Saturday, May 19, 2012

St Agnes

St Agnes by David Gauld (1889-1890) in the National Gallery of Scotland.  I entered a poem about this fabulous painting in this year's Inspired?  Get Writing! competition and it got a Special Merit award, which chuffed me to bits.  So I thought I'd put the poem here ...


Taller than trees
No one will marry you
Better go for God, Agnes
He's not so picky

they'll not hear a word against you
they'll praise
your personality
your good skin
they'll never mention
your ploughshare nose
your haystack hair

they'll not marry you,
they're little men
and you are taller than trees

Saturday, May 12, 2012

One Hot Cover!

I love sci-fi.  And I love this cover!

Planet Hell is part of A & C Black's Wired Up* series, and is coming out in September.  I'm proud of having the chance to write books like this one, and the Barrington Stoke** title, The Night of the Kelpies.

*The series is described as "Highly readable, exciting books that take the struggle out of reading, the Wired and Wired Up series encourage and support reading practice by providing gripping, age-appropriate stories at a manageable length and reading level."

** " ... we pitch our stories at the ‘real’ age of the reader and not their reading age.

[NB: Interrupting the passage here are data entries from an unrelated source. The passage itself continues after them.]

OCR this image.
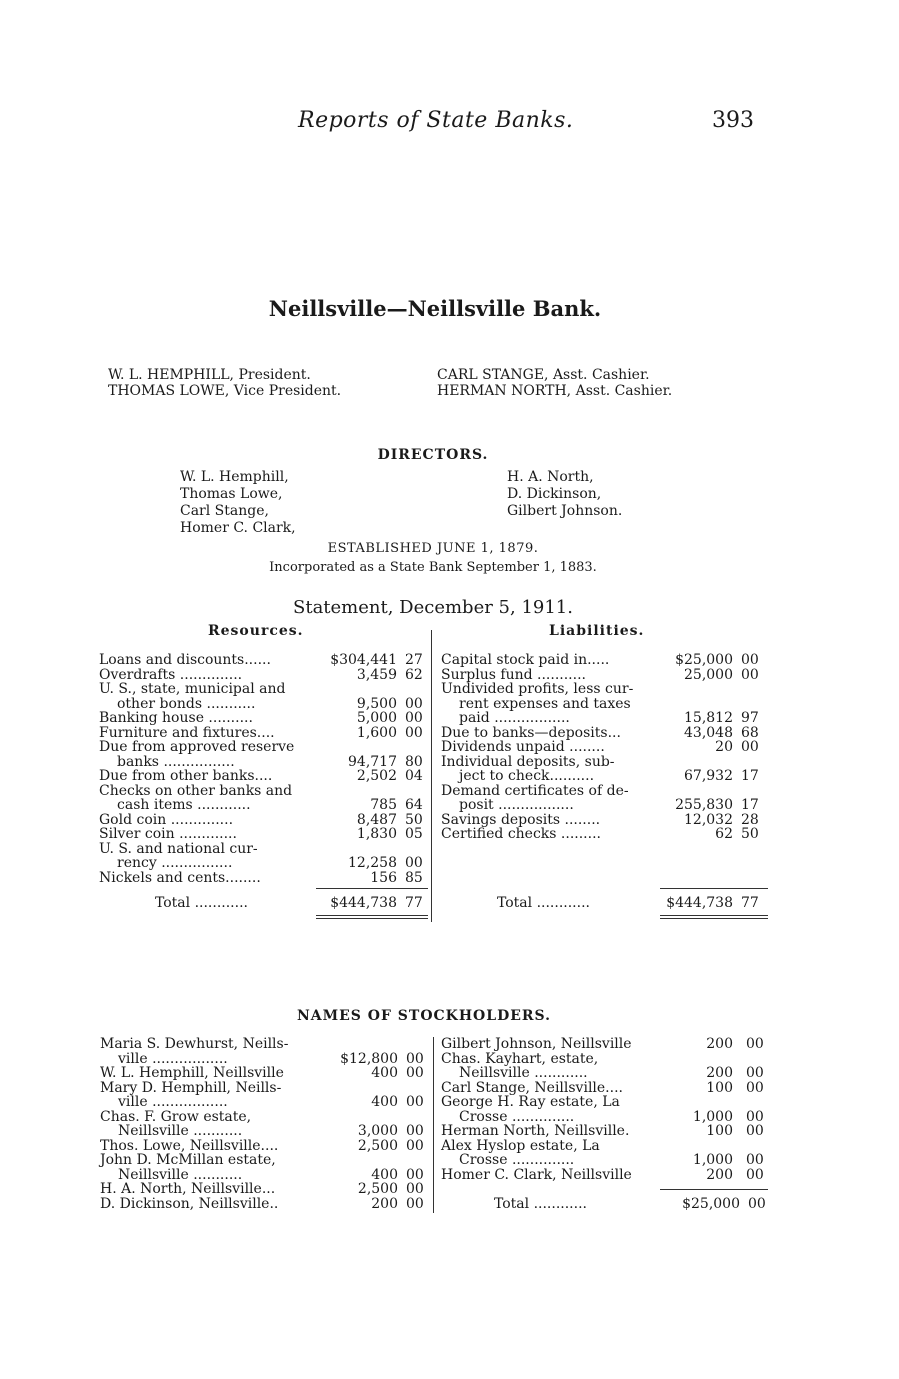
Reports of State Banks.	393
Neillsville—Neillsville Bank.
W. L. HEMPHILL, President.
THOMAS LOWE, Vice President.
CARL STANGE, Asst. Cashier.
HERMAN NORTH, Asst. Cashier.
DIRECTORS.
W. L. Hemphill,
Thomas Lowe,
Carl Stange,
Homer C. Clark,
H. A. North,
D. Dickinson,
Gilbert Johnson.
ESTABLISHED JUNE 1, 1879.
Incorporated as a State Bank September 1, 1883.
Statement, December 5, 1911.
Resources.	Liabilities.
Loans and discounts......	$304,441 27
Overdrafts ..............	3,459 62
U. S., state, municipal and
other bonds ...........	9,500 00
Banking house ..........	5,000 00
Furniture and fixtures....	1,600 00
Due from approved reserve
banks ................	94,717 80
Due from other banks....	2,502 04
Checks on other banks and
cash items ............	785 64
Gold coin ..............	8,487 50
Silver coin .............	1,830 05
U. S. and national cur-
rency ................	12,258 00
Nickels and cents........	156 85
Capital stock paid in.....	$25,000 00
Surplus fund ...........	25,000 00
Undivided profits, less cur-
rent expenses and taxes
paid .................	15,812 97
Due to banks—deposits...	43,048 68
Dividends unpaid ........	20 00
Individual deposits, sub-
ject to check..........	67,932 17
Demand certificates of de-
posit .................	255,830 17
Savings deposits ........	12,032 28
Certified checks .........	62 50
Total ............	$444,738 77	Total ............	$444,738 77
NAMES OF STOCKHOLDERS.
Maria S. Dewhurst, Neills-
ville .................	$12,800 00
W. L. Hemphill, Neillsville	400 00
Mary D. Hemphill, Neills-
ville .................	400 00
Chas. F. Grow estate,
Neillsville ...........	3,000 00
Thos. Lowe, Neillsville....	2,500 00
John D. McMillan estate,
Neillsville ...........	400 00
H. A. North, Neillsville...	2,500 00
D. Dickinson, Neillsville..	200 00
Gilbert Johnson, Neillsville	200 00
Chas. Kayhart, estate,
Neillsville ............	200 00
Carl Stange, Neillsville....	100 00
George H. Ray estate, La
Crosse ..............	1,000 00
Herman North, Neillsville.	100 00
Alex Hyslop estate, La
Crosse ..............	1,000 00
Homer C. Clark, Neillsville	200 00
Total ............	$25,000 00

People who experience difficulties with reading can experience low self-esteem and even depression as a result. We believe that no child or adult who struggles with reading should have to read books written for children many years younger than themselves."

Saturday, May 05, 2012

Jean Alaithia Lennon 1921-2012

(I wanted to post what I said at her memorial service as a tribute to my mum, who died peacefully, in her sleep.  Just as it should be.)

The church is full of stories this morning.  Jean generated stories.
Over the past few days, so many people have been coming up to us to say, lovingly, how sorry they are and how sudden it has been and then, they’d tell a story about when they met Jean first or spoke with her last and there she would be – herself – vivid and relentless and indomitable - and laughing.  All those people and all of us here – we all share so many stories and in so many of them, she is laughing.

She had pain and disability and growing dementia, and sometimes she was anxious, and sometimes she was sad, but she did not choose to embrace those things.  She did not choose to let them define her.

They say you carry your parents on your shoulders your whole life.  Certainly, I know that every time I don’t scrape out a jar carefully enough, I am aware of my mum.  But that isn’t really her legacy.

She left us an inheritance – an expectation – a call to be vivid, to take delight and indignation in both hands – to choose not to be pale or cautious or mealy-mouthed, but to get right up in the face of power and speak truth to it till its pips squeak.  To notice the sky.  To cultivate the fine art of silliness.  To live vividly.  To leave, as she did, definite footprints on the shore.